In information systems, it is common to have the same entity being represented by slightly varying strings. Consider the following:

Joe Biden
Joseph Biden
Joseph R Biden

All three strings refer to the same person, but in slightly different ways.

Fuzzy search is the process of finding strings that approximately match a given string.

Let’s explore how we can utilize various fuzzy string matching algorithms in Python to compute similarity between pairs of strings.

SequenceMatcher from difflib

SequenceMatcher is available as part of the Python standard library. It uses the Ratcliff/Obershelp string matching algorithm which calculates the similarity metric between two strings as:

Twice the number of matching (overlapping) characters between the two strings divided by the total number of characters in the two strings.

Ratcliff/Obershelp string matching formula

from difflib import SequenceMatcher as SM

str1 = 'But I have promises to keep, and miles to go before I sleep.'
str2 = 'But I have many promises to keep, and miles to run before sleep.'

similarity_ratio = SM(isjunk=None, str1, str2).ratio() # 0.9032258064516129

Here, we can see that the two string are about 90% similar based on the similarity ratio calculated by SequenceMatcher.

The difflib module contains many useful string matching functions that you should certainly explore further.

Levenshtein distance

The Levenshtein distance between two strings is the number of deletions, insertions and substitutions needed to transform one string into another.

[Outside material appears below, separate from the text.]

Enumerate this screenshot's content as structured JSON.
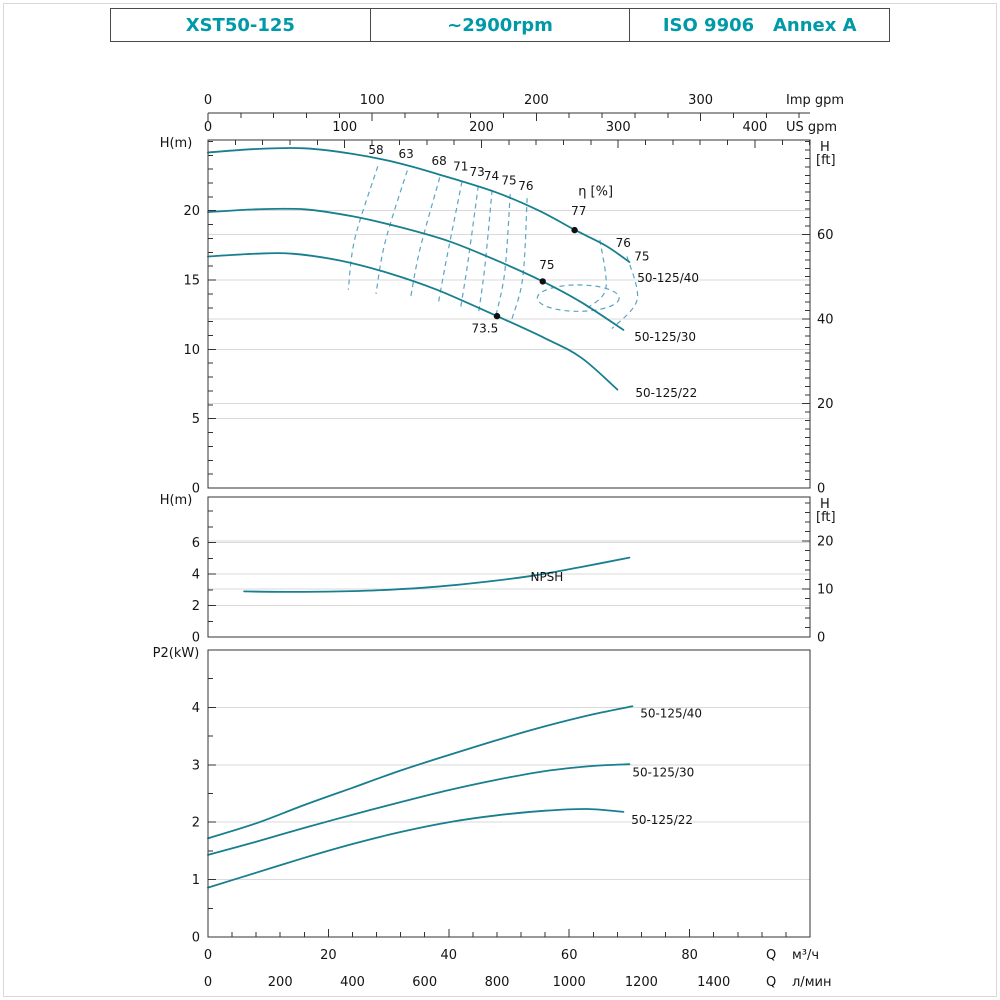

Once you install the python-Levenshtein package:

pip install python-Levenshtein

You can compute both the Levenshtein edit distance and similarity ratio between two strings.

import Levenshtein as levenshtein

str1 = 'But I have promises to keep, and miles to go before I sleep.'
str2 = 'But I have many promises to keep, and miles to run before sleep.'

edit_distance = levenshtein.distance(str1, str2)
similarity_ratio = levenshtein.ratio(str1, str2)

Fuzzywuzzy

Fuzzywuzzy is a more feature-rich library for computing string similarity and performing fuzzy string matching in Python.

Like the python-Levenshtein library, it also has a ratio function:

from fuzzywuzzy import fuzz

str1 = 'But I have promises to keep, and miles to go before I sleep.'
str2 = 'But I have many promises to keep, and miles to run before sleep.'

ratio = fuzz.ratio(str1, str2)

The library also provides advanced functions for handling other complex string matching scenarios.

Handling sub-strings

Let’s take an example of a string which is a substring of another. Depending on the context, some text matching will require us to treat substring matches as complete match.

from fuzzywuzzy import fuzz

str1 = 'California, USA'
str2 = 'California'

ratio = fuzz.ratio(str1, str2)
partial_ratio = fuzz.partial_ratio(str1, str2)

print(ratio)
print(partial_ratio)
80
100

As you can see, the partial ratio is 100 while the plain ratio is 80 so relying on partial ratio in handy in some scenarios.

Handling out of order words

What if we wanted to ignore how the words are ordered in strings?

Let’s take the example of these two strings:

Chocolate Strawberry Cake
Strawberry Chocolate Cake 

Semantically, these two strings are the same. However, if you were to calculate the ratio of these strings, you will end up with a similarity ratio score of only 60.

Thankfully, fuzzywuzzy has got your back. You can use the token_set_ratio function to treat the individual words as order independent tokens.

from fuzzywuzzy import fuzz

str1 = 'Chocolate Strawberry Cake'
str2 = 'Strawberry Chocolate Cake'

token_set_ratio = fuzz.token_set_ratio(str1, str2)
print(token_set_ratio)
100

The token set ratio of those two strings is now 100. Perfect.

Best matches of a given string

So far, we have been looking at calculating pair-wise string similarity.

However, one typically wants to find the closest matching strings of a given string. Once again, fuzzywuzzy has got a convenience function for doing just that.

from fuzzywuzzy import process
from fuzzywuzzy import fuzz

str_list = ['Joe Biden', 'Joseph Biden', 'Joseph R Biden']

match_ratios = process.extract('joe r biden', str_list, scorer=fuzz.token_sort_ratio)
print(match_ratios)

best_match = process.extractOne('joe r biden', str_list, scorer=fuzz.token_sort_ratio)
print(best_match)
[('Joe Biden', 90), ('Joseph R Biden', 88), ('Joseph Biden', 78)]
('Joe Biden', 90)

Note how we’re passing a scorer function to the extraction functions. Depending on the context, we can also use fuzz.partial_ratio or fuzz.ratio scoring functions.